Thursday, March 13, 2008

Where I Am Keeping Tabs On My State Legislature

So anyway, yesterday was "crossover" day in the Georgia Legislature, which means any bills that were just sort of loitering around unproductively and otherwise making nuisances of themselves were summarily executed. 1,240 bills were allowed to die (registration required) because they did not get passed in either the Senate or the House.


Granted, some of these were left over from last year's session, this being Year 2 of the 2 year cycle. But considering our legislative season only lasts for 3 months a year, the sheer number seems extreme to me. And those were just the bills allowed to die!

By and large, I see this as a good thing, of course. According to the AJC article referenced above, here are a few of the bills allowed to go to the Big Committee in the Sky:

Health Care

  • HB 973 would have placed a $1 fee on telephone and wireless service bills to fund trauma care.

Local government

  • HB 925 would have allowed the creation of "townships," a form of municipal government. However, a Senate township bill passed the Senate last year and remains alive as a vehicle for compromise. And there's still a lot of time left.

Criminal Justice

  • HB 997 sought to establish protocols for conducting police lineups, to help ensure that eyewitness identifications are more reliable.

Illegal Immigration

  • HR 127 urges Congress to deny automatic citizenship to children born of illegal immigrants.
  • HB 1028 placed a 2 percent fee on wire transfers. Allowed a transfer company to keep 20 percent of that fee to cover their record-keeping costs. Allocates fees collected to be spent on trauma care programs, such as Grady Hospital.
  • HB 971 made it a misdemeanor for an illegal immigrant to drive in Georgia with a license from another state.

Social welfare

  • SR 345 would have made it easier for faith-based organization to obtain taxpayer funding to provide social services.

Jekyll Island

  • Senate Bills 426, 427 and 428 and HB548 would have restricted development on Jekyll Island and barred the construction of new condos.

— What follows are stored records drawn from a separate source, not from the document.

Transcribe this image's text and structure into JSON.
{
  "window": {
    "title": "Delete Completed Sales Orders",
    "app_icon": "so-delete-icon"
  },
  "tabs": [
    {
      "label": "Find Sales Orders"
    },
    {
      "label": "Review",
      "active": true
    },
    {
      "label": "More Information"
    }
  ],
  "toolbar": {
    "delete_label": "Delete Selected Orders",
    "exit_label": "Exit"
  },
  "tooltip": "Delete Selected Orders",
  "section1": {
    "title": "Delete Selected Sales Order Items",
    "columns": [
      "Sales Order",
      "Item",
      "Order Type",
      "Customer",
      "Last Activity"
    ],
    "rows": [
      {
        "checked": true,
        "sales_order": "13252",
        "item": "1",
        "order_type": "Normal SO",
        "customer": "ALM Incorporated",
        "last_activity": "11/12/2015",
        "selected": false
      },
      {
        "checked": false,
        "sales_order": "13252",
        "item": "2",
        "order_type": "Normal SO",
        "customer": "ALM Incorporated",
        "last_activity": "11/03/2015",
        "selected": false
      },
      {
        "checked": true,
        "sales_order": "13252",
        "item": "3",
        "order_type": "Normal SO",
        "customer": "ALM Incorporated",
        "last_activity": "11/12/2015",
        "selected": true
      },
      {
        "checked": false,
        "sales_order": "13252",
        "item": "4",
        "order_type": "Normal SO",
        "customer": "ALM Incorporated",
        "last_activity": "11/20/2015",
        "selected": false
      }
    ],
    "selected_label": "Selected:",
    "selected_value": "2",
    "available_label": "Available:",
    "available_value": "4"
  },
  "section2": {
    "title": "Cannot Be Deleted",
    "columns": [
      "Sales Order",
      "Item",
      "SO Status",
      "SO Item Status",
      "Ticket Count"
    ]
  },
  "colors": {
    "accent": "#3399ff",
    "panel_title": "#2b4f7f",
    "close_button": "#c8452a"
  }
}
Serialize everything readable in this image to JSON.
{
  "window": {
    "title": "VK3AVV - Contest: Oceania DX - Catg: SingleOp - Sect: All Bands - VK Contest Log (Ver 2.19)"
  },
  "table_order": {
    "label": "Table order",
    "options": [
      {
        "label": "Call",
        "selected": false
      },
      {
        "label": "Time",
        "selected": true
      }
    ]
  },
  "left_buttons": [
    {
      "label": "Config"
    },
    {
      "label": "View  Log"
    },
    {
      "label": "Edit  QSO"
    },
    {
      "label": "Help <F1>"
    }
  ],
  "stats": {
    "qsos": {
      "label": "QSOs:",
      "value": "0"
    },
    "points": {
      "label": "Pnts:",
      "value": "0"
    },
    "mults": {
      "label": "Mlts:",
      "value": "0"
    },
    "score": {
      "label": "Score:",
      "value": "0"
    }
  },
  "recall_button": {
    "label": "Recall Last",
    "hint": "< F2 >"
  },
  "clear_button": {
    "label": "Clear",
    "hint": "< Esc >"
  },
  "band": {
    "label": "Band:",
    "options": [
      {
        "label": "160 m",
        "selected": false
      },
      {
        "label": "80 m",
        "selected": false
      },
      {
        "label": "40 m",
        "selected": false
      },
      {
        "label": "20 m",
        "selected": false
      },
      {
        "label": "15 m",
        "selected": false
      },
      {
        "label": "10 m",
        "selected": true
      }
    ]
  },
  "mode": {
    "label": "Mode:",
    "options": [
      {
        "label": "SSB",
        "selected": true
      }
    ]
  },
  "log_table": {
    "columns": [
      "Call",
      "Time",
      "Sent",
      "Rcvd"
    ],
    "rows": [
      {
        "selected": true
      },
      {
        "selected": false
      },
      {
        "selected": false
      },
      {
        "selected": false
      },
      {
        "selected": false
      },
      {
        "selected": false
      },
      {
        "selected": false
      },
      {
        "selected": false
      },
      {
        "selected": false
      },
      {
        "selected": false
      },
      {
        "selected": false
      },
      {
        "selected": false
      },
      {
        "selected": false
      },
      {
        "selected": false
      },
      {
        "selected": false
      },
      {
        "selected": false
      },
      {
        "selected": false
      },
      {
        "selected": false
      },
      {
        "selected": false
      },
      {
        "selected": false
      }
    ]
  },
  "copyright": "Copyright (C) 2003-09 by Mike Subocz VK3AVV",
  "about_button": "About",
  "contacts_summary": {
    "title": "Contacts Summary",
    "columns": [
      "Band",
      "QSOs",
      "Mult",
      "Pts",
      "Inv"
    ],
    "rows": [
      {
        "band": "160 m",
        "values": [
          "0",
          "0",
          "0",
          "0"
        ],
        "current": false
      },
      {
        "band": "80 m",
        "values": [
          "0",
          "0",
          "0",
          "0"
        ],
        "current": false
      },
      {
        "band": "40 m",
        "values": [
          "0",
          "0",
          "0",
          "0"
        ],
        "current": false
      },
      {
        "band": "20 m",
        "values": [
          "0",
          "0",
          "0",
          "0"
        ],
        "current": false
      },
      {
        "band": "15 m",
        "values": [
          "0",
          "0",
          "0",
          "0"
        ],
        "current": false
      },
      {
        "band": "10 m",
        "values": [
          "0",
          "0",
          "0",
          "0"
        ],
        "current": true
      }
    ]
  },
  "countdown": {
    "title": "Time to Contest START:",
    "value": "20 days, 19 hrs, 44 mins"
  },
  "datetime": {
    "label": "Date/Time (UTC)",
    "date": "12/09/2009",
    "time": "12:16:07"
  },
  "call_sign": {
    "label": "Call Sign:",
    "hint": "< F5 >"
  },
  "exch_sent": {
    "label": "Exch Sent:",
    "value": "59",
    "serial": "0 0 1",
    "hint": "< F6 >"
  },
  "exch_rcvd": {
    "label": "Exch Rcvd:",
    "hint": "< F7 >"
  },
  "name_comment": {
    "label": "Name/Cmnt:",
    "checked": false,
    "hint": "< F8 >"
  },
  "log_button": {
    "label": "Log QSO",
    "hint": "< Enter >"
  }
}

I mean, honestly. Not one of the 11 bills above would have created a law that would have protected my rights, which is the only thing the government needs to be doing--protecting my rights and yours. ("
The only proper functions of a government are: the police, to protect you from criminals; the army, to protect you from foreign invaders; and the courts, to protect your property and contracts from breach or fraud by others, to settle disputes by rational rules, according to objective law."--Ayn Rand)

And I just love how they will add on random taxes to every day business transactions, such as wire transfers and telephone bills in order to fund Grady Hospital, a financially floundering quasi-government institution, the control of which should either be handed over to someone who actually knows something about how to run a huge hospital or just allowed to go out of business.

Oh! But it's the only Level I Trauma Center in the state! Where will the sickest, most emergent patients get care? Do you know why we only have one Level I TC in this state? Because, according to the American College of Surgeons, (emphasis mine): "The designation of trauma facilities is a geopolitical process by which empowered entities, government or otherwise, are authorized to designate." (Aside: what does "geopolitical" actually mean in this context?)

If I wanted to open a hospital with a Level I TC, then I would have to get permission from the state government to be a Level I TC, even if I had the equipment, staff, and ideal location. The state limits this, for no good reason that I can tell (except to keep Grady in business). I would be willing to bet cash money that the vast majority of people are unaware of this Trauma Center designation process. I only learned about it while working on the re-designation process for the Level II Trauma Centers at the children's hospital system, back when I had a different job.

But I digress.

In slightly better legislative news, a bill that would allow the sale of alcohol on Sundays at a sports stadium in Gwinnett County survived crossover day and the bill to allow cities and towns to vote on whether to allow Sunday alcohol sales in general has been tacked onto that bill:

. . . despite opposition from preachers, who told lawmakers that more alcohol would mean more social problems.

I'm sure I need not comment on that statement. What is this, the 1930s?

The legislators are all fighty about this, too, because the person who is sponsoring the original Gwinnett stadium bill doesn't want this tacked on because according to her, the Governor has told her he'd veto the bill if the general Sunday alcohol vote was on there. Someone else called her a hypocrite, because, well, she is. And our Governor stinks.

I have to get ready to go do a few things this morning, so that's it for now. I will check to see which, if any, education/homeschool-related bills made it past crossover day. I'm hoping they are all dead and buried.